Because we think changing the conditions of women and girls must go hand-in-hand; their economic, political, and social empowerment must be addressed simultaneously.

This January, as a commitment to the Community of Democracies, the United States brought together more than 120 women from Azerbaijan, Armenia, Georgia, Turkey, Greece, and Cyprus who own or wish to start small to medium-sized businesses to kick off the Invest for the Future Initiative. We want to help women across the world to train, network, and connect so that they too can start businesses to support themselves and their families, and eventually, employ their neighbors. And we will be expanding this program into Central Asia, the Balkans, Moldova, Belarus, and Ukraine.

We are especially appreciative of the work that has been done by so many of the European leaders represented here. We thank all of you for that support. I particularly want to thank the Scandinavian countries for the work you do to integrate refugees into your societies by giving women access to work and education, and by protecting women from the scourge of human trafficking. I want to acknowledge the programs that The Netherlands are running to train civil society leaders and business women in Afghanistan. And I want to thank Lithuania again for your support for women entrepreneurs in Georgia, Afghanistan, Belarus, and Ukraine.

We want to do more to figure out what it is women themselves want, because we don’t want to be in a position of imposing or trying to sell ideas that may or may not be responsive to the needs that women themselves have. Through the Gender Equality Working Group, we partnered with The Netherlands to put together dialogues with female civil society leaders. The first meeting was in Tunisia in May; it brought together women from Tunisia, Morocco, Yemen, Egypt, Iraq, and Lebanon.

So our work is to help empower and enable, to convene and then to support. Our struggle is not just about the choices people make in the voting booth, it’s about all the choices that should be available to women today – to study, to take out a loan, to inherit money, to win custody of children, to start a business, to drive.

Sometimes dignity means nothing more profound than to walk safely to fetch water or visit a friend without fear that you’ll be beaten, harassed, or kidnapped. But for too many women in too many places, even these most basic rights remain a distant dream. Whether you are a woman in downtown Cairo or a mother in a small Indian village or a girl growing up right here in Vilnius or in New York City, we have to send a clear, unmistakable message that young women, just like young men, have the right to their dreams and their dignity in the 21st century.

When you look back at the last 300 years of history, you can see a pattern. You can see that the 19th century, the great human rights struggle was against organized slavery; the 20th century, the great struggle was against totalitarianism; the great struggle of the 21st century is to ensure that women are fully given the rights they have as human beings – in their families, in their societies, and in the world.

So let us work together, day by day, to make sure that when we meet again 10 years from now, we will be able to look back on progress, not only continuing progress in my country, which someday, perhaps, will match Finland and Lithuania with having a woman president – (laughter) – but in every country everywhere – (applause).
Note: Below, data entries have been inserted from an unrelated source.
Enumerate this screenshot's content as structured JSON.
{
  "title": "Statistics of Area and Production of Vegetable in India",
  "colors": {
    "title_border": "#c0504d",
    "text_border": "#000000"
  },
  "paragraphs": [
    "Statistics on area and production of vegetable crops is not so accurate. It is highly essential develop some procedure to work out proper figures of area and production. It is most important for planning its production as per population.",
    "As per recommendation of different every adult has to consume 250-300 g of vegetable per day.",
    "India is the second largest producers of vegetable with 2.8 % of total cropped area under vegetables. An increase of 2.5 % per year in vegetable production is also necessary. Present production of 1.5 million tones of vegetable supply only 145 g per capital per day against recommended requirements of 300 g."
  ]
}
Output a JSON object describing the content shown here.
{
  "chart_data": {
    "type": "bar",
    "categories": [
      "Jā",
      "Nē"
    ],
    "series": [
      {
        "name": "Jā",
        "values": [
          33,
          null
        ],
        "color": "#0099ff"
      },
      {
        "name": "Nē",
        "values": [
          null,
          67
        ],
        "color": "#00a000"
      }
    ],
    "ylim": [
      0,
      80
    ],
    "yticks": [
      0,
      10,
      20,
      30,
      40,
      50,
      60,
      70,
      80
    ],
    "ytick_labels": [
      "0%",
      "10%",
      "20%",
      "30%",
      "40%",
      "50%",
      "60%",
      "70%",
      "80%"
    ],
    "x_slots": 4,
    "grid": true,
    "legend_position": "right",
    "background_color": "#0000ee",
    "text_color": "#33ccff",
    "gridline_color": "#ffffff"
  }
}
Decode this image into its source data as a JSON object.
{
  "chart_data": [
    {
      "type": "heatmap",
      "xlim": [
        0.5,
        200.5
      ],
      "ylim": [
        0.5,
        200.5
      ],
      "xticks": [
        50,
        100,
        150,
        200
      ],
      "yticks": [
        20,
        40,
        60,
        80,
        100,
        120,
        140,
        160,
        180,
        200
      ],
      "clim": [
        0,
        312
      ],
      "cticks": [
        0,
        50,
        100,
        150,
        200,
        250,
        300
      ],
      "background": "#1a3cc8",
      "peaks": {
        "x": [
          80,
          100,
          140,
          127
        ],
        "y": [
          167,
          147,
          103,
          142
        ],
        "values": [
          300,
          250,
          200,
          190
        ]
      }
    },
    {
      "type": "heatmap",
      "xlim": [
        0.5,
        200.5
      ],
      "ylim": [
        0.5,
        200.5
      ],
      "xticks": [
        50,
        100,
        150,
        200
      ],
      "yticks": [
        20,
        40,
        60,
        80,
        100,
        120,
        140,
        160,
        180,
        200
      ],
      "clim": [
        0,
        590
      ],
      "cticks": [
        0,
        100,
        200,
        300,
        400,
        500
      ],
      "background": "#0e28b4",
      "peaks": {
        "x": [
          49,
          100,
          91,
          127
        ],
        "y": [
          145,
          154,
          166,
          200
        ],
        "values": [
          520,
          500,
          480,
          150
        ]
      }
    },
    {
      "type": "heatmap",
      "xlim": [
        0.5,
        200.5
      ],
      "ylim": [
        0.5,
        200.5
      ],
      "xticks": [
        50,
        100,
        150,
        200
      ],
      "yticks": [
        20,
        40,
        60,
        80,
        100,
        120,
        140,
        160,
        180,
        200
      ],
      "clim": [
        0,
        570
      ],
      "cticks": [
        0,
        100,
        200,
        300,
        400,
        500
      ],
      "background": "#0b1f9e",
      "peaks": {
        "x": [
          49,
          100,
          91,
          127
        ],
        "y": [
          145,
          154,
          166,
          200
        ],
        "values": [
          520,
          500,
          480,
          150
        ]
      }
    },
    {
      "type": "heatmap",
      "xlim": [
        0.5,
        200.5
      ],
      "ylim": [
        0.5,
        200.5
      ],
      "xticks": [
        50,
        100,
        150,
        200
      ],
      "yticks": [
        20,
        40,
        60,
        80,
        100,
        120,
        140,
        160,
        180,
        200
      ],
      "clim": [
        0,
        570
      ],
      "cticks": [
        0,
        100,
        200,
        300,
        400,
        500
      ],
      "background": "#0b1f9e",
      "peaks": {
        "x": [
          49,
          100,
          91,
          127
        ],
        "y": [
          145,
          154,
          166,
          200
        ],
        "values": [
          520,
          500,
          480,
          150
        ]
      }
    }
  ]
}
And particularly, let those of us who enjoy the benefits of freedom, for whom legal restrictions and barriers have been broken down, and what remains are more internal, more psychological – let us be sure that we keep opening doors for those elsewhere. We cannot take any solace in our own freedoms when women elsewhere are denied those same rights.

So this is a great opportunity for us to come together and acknowledge that women’s progress is essential for global progress, and the United States stands with all of you as we make that progress together. Thank you all very much. (Applause.)